From coal to Diamond

steam engine from coal fired computing

I want to briefly reflect about a few considerations rising out an essay by the philosopher Cora Diamond, in the context of a response to a piece of work by YoHa called ‘Coal Fired Computing’. The response I’m interested in is not my own (I’m not attempting necessarily to explicate YoHa’s work here) but that of an audience members. The work itself consists of a coal powered steam engine that generates electricity for a computer. This computer interrogates a database of miners, and inflates a set of coal-blackened lungs each time it encounters a record of lung disease. (This viscerality is, I think, important - more on this in a bit). The context of the work is the displacement of coal production from the UK to China, India and other countries. As such, miner activists were involved with the work, and present with a stand with miner’s activist posters and other materials.

Coal is not only tied in historically to the industrial transformation that made possible modern computational culture. It also powers the electronics industries that provide the material substrate to our allegedly immaterial culture. This is not without cost. Aside from the environment damage caused by burning coal, the mining itself, according to the WHO, causes over 300,000 deaths annually through exposure of miners to coal dust.

What I’d like to think about now is the response of one member of the audience at the 2010 Newcastle exhibition of the work. As YoHa explained the issues surrounding the work, they asked (along the lines of): “Though what am I supposed to do? Stop using a computer? I need my computer to work.” (It was almost five years ago, so my recollection may be hazy).

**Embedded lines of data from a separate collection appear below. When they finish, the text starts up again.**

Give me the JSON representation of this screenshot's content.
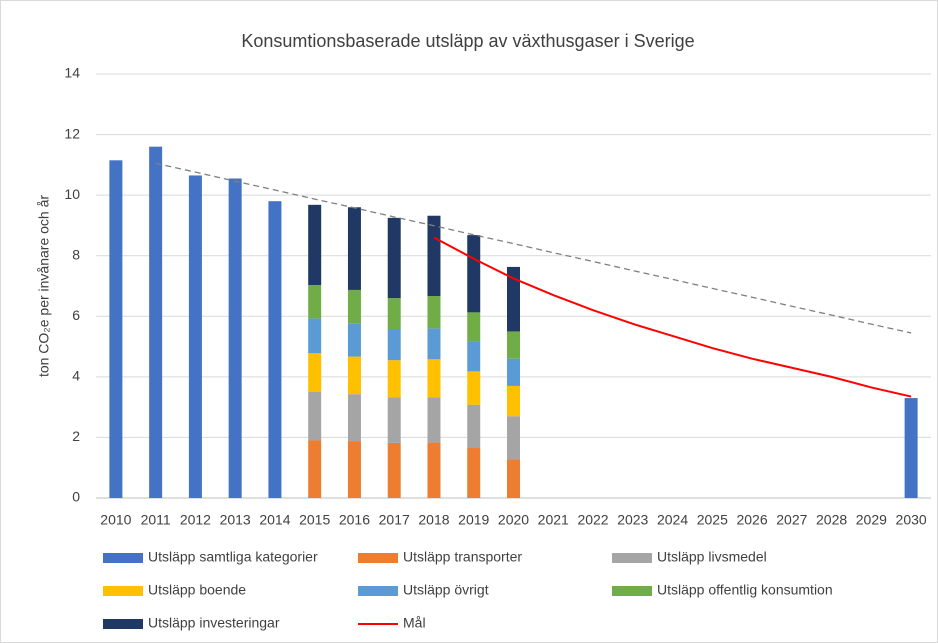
{
  "chart_data": {
    "type": "bar",
    "title": "Konsumtionsbaserade utsläpp av växthusgaser i Sverige",
    "y_label": "ton CO₂e per invånare och år",
    "categories": [
      "2010",
      "2011",
      "2012",
      "2013",
      "2014",
      "2015",
      "2016",
      "2017",
      "2018",
      "2019",
      "2020",
      "2021",
      "2022",
      "2023",
      "2024",
      "2025",
      "2026",
      "2027",
      "2028",
      "2029",
      "2030"
    ],
    "ylim": [
      0,
      14
    ],
    "yticks": [
      0,
      2,
      4,
      6,
      8,
      10,
      12,
      14
    ],
    "grid": true,
    "stacked": true,
    "legend": "bottom",
    "series": [
      {
        "name": "Utsläpp samtliga kategorier",
        "type": "bar",
        "color": "#4472c4",
        "values": [
          11.15,
          11.6,
          10.65,
          10.55,
          9.8,
          null,
          null,
          null,
          null,
          null,
          null,
          null,
          null,
          null,
          null,
          null,
          null,
          null,
          null,
          null,
          3.3
        ]
      },
      {
        "name": "Utsläpp transporter",
        "type": "bar",
        "color": "#ed7d31",
        "values": [
          null,
          null,
          null,
          null,
          null,
          1.9,
          1.88,
          1.82,
          1.83,
          1.65,
          1.27,
          null,
          null,
          null,
          null,
          null,
          null,
          null,
          null,
          null,
          null
        ]
      },
      {
        "name": "Utsläpp livsmedel",
        "type": "bar",
        "color": "#a5a5a5",
        "values": [
          null,
          null,
          null,
          null,
          null,
          1.6,
          1.55,
          1.5,
          1.49,
          1.43,
          1.43,
          null,
          null,
          null,
          null,
          null,
          null,
          null,
          null,
          null,
          null
        ]
      },
      {
        "name": "Utsläpp boende",
        "type": "bar",
        "color": "#ffc000",
        "values": [
          null,
          null,
          null,
          null,
          null,
          1.28,
          1.24,
          1.23,
          1.26,
          1.1,
          1.0,
          null,
          null,
          null,
          null,
          null,
          null,
          null,
          null,
          null,
          null
        ]
      },
      {
        "name": "Utsläpp övrigt",
        "type": "bar",
        "color": "#5b9bd5",
        "values": [
          null,
          null,
          null,
          null,
          null,
          1.15,
          1.1,
          1.03,
          1.02,
          0.99,
          0.9,
          null,
          null,
          null,
          null,
          null,
          null,
          null,
          null,
          null,
          null
        ]
      },
      {
        "name": "Utsläpp offentlig konsumtion",
        "type": "bar",
        "color": "#70ad47",
        "values": [
          null,
          null,
          null,
          null,
          null,
          1.1,
          1.1,
          1.02,
          1.07,
          0.96,
          0.9,
          null,
          null,
          null,
          null,
          null,
          null,
          null,
          null,
          null,
          null
        ]
      },
      {
        "name": "Utsläpp investeringar",
        "type": "bar",
        "color": "#1f3864",
        "values": [
          null,
          null,
          null,
          null,
          null,
          2.65,
          2.73,
          2.65,
          2.65,
          2.55,
          2.13,
          null,
          null,
          null,
          null,
          null,
          null,
          null,
          null,
          null,
          null
        ]
      },
      {
        "name": "Mål",
        "type": "line",
        "color": "#ff0000",
        "values": [
          null,
          null,
          null,
          null,
          null,
          null,
          null,
          null,
          8.6,
          7.9,
          7.25,
          6.7,
          6.2,
          5.75,
          5.35,
          4.95,
          4.6,
          4.3,
          4.0,
          3.65,
          3.35
        ]
      },
      {
        "type": "line",
        "dashed": true,
        "color": "#808080",
        "values": [
          null,
          11.05,
          10.76,
          10.46,
          10.17,
          9.87,
          9.58,
          9.28,
          8.99,
          8.69,
          8.4,
          8.1,
          7.81,
          7.51,
          7.22,
          6.92,
          6.63,
          6.33,
          6.04,
          5.74,
          5.45
        ]
      }
    ]
  }
}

YoHa’s response to this was (I think) that the work wasn’t about prescribing a particular course of action, but instead opening up a conversation around the complexities it raises. That seemed to satisfy the individual who asked the question. I feel, however, that this moment itself opens up certain difficult questions. I don’t wish to ascribe any particular intentions to the questioner, instead I’m interested in what such a question could be taken to represent. What happens when we take a complex political, social, or economic phenomenon, and attempt to encapsulate it in a rule for action that is measurable and verifiable in this manner?

There are two answers to this that seem immediately apparent to me. The first is to say that this is a possibly flawed, but nonetheless legitimate, attempt to think what it would mean to take the implications of this situation situation into lived practice. What would a rule for action mean, what are its limitations, how might it elucidate the problem that we face? Taken like this, it could almost be imagined as a kind of thought experiment, and in the differences between its outcome and what we might hope for, we might better understand the difficulties we face.

A second approach is less generous. Instead, it might view the attempt to formulate a rule for action as a form of ‘deflection’. This term is meant in the sense developed by Stanley Cavell, but my specific interest is in the turn it is given within Cora Diamond’s essay “The difficulty of reality and the difficulty of philosophy”. Here she characterises deflection as an unknowing strategy in response to a difficulty which:

“lies in the apparent resistance by reality to one’s ordinary mode of life, including one’s ordinary modes of thinking: to appreciate the difficulty is to feel oneself being shouldered out of how one thinks, how one is apparently supposed to think, or to have a sense of the inability of thought to encompass what it is attempting to reach.” (58)

We can then see the question as an attempt to meet this reality that misfires, or perhaps even an attempt not to meet this reality at all. For one response to the unanswerability of the question “am I meant to give up computers?” is to then say “well, there’s nothing I can do really”, and thereby acquit oneself from looking at the realities of global political economy head-on.

It is here that the form of YoHa’s work provides a point for reflection: the damage inflicted upon the workers lungs is presented in an extraordinarily direct and visceral way, by having extracted lungs present within the piece. Likewise, the cycling database records present us with a machine that many will have difficulty relating to or maintaining attention towards. There is a twin impulse to look away - from direct exposure of what the global economy inflicts upon human bodies, but also from the cold dull bureaucracy that underpins these processes.

It has been too long since I saw the work to recall if this was mine or others response to it. I think though it can provide a good starting point for thinking through the strategies we can use to deal with the gaps that open up between global economic forces and everyday lived practices.